BOLD Architecture
This document is currently aimed at being a quick introduction to help a potentially new contributor understand how to navigate this project.
The BOLD architecture is designed to be scaleable and to handle datasets of all sizes. Therefore we keep the data and the code separate. Additionally, we define asynchronous execution architecture to allow for parallel execution of queries, dataset imports and fault tolerance.
A high level overview of the architecture can be seen in the following figure.
In the above image we see the described separation. Keeping the analysis and visualization extensible is another important goal of the BOLD platform. To achieve this we aim to separete the analysis and visualization from the execution logic by strictly assigning these roles to the frontend and backend, respectively.
The backend is responsible for the execution of queries and the data management. It recieves an execution plan in form a report and report cells containing sparql queries and executes them in parallel given the dataset. Similarly, the import logic does not work with third party services, but with rdf or sparql endpoint urls directly.
The data is either stored in a self-hosted local data cluster or is accessed in a read-only fashion from a external data clusters using SPARQL and elasticsearch endpoints.
State of the workers is decoupled from the backend server and vice-versa for fault tolerance.
Import Flow
While the import flow varies depending on the dataset and configuration, the general flow can be seen in the figure below.
The dataset urls are retrieved from a third party service (Linked Open Data Cloud or TriplyDB) and sent to the backend for import.
The backend stores the import metadata and schedules an asynchronous import job which is passed to one of the worker nodes (see celery).

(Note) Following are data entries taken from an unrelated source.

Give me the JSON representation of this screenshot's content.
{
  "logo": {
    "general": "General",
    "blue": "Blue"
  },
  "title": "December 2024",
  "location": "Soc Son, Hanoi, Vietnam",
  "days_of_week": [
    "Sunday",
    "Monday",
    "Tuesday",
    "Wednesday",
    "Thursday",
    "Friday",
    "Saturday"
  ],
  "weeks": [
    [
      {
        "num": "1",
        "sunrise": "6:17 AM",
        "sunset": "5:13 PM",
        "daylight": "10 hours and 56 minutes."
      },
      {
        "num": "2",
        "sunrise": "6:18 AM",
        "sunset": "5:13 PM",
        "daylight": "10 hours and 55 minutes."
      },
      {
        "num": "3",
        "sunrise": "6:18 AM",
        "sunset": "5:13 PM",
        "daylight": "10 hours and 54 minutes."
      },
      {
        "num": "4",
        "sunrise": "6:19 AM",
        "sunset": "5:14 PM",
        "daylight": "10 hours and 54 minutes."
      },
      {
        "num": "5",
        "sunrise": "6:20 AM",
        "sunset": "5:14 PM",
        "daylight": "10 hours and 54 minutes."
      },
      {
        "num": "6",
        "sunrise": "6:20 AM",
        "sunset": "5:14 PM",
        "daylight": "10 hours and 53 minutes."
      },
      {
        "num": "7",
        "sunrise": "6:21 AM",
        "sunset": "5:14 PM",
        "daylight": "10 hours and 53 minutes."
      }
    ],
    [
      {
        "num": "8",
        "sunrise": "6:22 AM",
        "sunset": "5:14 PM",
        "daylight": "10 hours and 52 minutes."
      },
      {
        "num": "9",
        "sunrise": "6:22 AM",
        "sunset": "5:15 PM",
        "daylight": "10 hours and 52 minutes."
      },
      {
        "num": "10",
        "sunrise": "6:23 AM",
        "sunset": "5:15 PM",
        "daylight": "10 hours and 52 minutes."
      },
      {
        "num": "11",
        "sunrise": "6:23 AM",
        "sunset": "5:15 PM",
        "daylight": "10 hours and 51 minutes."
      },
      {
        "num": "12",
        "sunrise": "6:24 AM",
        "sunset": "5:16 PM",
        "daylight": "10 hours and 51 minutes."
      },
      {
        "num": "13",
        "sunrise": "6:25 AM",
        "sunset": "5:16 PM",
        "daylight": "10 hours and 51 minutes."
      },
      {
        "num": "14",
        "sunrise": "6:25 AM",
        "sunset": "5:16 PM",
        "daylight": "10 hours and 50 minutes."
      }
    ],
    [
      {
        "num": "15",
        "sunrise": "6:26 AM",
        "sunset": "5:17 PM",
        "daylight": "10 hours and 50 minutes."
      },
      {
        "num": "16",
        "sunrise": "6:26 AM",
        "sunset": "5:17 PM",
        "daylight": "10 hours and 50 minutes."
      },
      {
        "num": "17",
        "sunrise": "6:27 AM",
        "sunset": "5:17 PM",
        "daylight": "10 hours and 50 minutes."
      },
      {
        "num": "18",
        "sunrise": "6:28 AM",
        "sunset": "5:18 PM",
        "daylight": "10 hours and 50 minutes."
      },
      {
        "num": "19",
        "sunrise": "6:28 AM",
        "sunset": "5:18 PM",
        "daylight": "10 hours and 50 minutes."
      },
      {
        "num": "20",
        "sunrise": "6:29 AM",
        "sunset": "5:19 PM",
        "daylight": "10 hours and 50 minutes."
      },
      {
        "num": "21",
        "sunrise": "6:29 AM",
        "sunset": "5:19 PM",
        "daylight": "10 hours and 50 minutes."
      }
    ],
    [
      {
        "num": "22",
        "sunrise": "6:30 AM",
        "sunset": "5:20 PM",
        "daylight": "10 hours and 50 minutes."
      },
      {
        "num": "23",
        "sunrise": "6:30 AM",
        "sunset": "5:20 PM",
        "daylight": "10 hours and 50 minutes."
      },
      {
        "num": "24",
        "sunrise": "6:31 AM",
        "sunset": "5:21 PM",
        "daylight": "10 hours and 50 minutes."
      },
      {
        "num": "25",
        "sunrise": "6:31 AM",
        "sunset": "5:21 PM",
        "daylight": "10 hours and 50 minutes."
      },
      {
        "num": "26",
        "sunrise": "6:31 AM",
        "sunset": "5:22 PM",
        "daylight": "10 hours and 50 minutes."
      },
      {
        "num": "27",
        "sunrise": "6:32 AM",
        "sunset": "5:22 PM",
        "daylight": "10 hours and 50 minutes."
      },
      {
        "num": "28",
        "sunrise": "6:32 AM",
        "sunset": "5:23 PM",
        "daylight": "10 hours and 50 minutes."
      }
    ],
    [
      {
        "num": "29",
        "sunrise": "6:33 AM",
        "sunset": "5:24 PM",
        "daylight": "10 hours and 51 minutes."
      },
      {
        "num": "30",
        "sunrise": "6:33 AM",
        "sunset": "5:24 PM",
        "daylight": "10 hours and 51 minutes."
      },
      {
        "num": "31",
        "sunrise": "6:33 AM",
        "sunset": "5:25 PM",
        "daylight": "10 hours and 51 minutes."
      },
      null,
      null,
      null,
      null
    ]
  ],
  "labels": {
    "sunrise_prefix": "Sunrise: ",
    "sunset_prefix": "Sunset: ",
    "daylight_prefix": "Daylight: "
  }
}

The worker node is responsible for importing the dataset (if applicable) and importing it into the graph database (StarDog). Once the import is complete a search index is created by collecting all the entities from the dataset. Additionally, various queries are run to compute the dataset statistics and check the health of the dataset.
Finally, the job results are persisted and the webserver is notified.
Report Flow
The report flow is inspired by the jupyter notebooks workflow. We have chosen to use our own workflow to allow easy addition of custom widgets, fuzzy term searching, self-hosting, and custom dataset import.
Flow for a simple report cell execution is shown in the figure below.
Report executions consists of two parts. (1) We save the report to run the up-to-date cells. (2) We execute the cells in parallel.
Each cell execution job is passed onto a worker node (see celery). The tasks query graph database and search the database. Once the result is known, it is saved to the database and the webserver (as well as client) is notified.